Reddy highlighted that all of the staff working specifically on line in the plant were sourced from the local community, and were previously unemployed. “We created employment, provided the right level of training and skills, and we keep supporting them with the development of their individual careers.”

The company is also looking to increase women representation on the line, as this part of the plant is currently male-dominated, Reddy said.

SKD production entails assembling imported, already assembled component subsets into a completed vehicle. The plant currently receives these subsets from Indian-headquartered Mahindra Group, and assembly takes place locally, to supply the local market and some Southern African Development Community countries.

As such, there is currently no local content in the components, and Mahindra is looking to change this, with the company seeking to start sourcing certain local components from October.

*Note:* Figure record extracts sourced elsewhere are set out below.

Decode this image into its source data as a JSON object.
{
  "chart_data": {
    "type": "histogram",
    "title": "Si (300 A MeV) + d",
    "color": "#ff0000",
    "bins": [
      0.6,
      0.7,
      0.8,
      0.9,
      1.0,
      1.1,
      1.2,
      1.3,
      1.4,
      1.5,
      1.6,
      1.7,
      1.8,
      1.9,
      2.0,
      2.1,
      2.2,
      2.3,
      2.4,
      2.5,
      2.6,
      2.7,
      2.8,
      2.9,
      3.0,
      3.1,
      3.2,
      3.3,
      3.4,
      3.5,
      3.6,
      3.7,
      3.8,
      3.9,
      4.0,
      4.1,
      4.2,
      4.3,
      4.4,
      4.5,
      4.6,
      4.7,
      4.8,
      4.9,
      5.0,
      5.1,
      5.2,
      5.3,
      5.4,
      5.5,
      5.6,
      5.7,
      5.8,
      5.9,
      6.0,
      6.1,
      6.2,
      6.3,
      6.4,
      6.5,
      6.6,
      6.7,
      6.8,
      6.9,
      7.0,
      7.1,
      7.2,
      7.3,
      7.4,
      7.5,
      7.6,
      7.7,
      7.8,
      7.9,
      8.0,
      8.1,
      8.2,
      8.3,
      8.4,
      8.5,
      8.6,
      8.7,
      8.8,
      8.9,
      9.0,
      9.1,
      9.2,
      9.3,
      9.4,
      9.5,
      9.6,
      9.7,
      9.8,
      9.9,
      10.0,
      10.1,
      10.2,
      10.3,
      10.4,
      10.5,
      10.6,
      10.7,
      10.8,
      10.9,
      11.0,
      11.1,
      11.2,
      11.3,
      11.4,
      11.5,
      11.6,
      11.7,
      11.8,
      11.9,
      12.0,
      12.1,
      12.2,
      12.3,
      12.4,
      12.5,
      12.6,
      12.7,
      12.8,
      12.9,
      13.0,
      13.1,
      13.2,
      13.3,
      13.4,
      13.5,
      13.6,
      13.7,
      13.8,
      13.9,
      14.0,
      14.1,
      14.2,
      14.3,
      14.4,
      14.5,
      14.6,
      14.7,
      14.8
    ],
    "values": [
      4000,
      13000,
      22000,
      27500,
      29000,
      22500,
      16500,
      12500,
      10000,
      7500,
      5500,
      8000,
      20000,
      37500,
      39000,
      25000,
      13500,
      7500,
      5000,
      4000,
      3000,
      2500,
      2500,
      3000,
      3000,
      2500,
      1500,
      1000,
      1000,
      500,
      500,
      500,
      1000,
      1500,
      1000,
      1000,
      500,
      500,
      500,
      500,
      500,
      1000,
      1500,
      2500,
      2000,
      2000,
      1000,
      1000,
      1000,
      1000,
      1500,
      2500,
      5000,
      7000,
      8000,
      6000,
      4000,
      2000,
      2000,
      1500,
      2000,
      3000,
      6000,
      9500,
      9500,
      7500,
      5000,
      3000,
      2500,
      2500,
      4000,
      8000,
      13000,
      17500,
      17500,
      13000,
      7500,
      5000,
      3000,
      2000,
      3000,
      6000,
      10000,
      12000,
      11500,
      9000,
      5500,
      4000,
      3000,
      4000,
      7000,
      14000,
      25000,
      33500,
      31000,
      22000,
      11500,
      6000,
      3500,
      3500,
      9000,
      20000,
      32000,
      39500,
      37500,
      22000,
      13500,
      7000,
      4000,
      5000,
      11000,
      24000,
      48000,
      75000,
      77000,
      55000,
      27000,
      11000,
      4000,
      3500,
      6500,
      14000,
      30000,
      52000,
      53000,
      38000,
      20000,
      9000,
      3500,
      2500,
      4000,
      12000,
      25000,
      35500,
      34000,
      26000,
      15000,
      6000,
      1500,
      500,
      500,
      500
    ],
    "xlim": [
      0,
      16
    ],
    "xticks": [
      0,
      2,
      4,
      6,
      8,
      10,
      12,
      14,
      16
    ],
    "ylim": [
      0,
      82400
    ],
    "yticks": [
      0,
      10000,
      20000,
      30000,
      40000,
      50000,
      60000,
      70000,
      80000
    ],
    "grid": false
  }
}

For example, it is seeking to locally source tyres for its vehicles, with this to then be removed from the exported subsets.

The group does not presently have a specific percentage target for local content. Rather, Gupta said, it would be going about localisation in a more frugal way – gradually introducing locally sourced components, where feasible, until the economies of scale were favourable for bigger components.

Therefore, the group is focusing firstly on increasing volumes, and then on localisation, Gupta averred.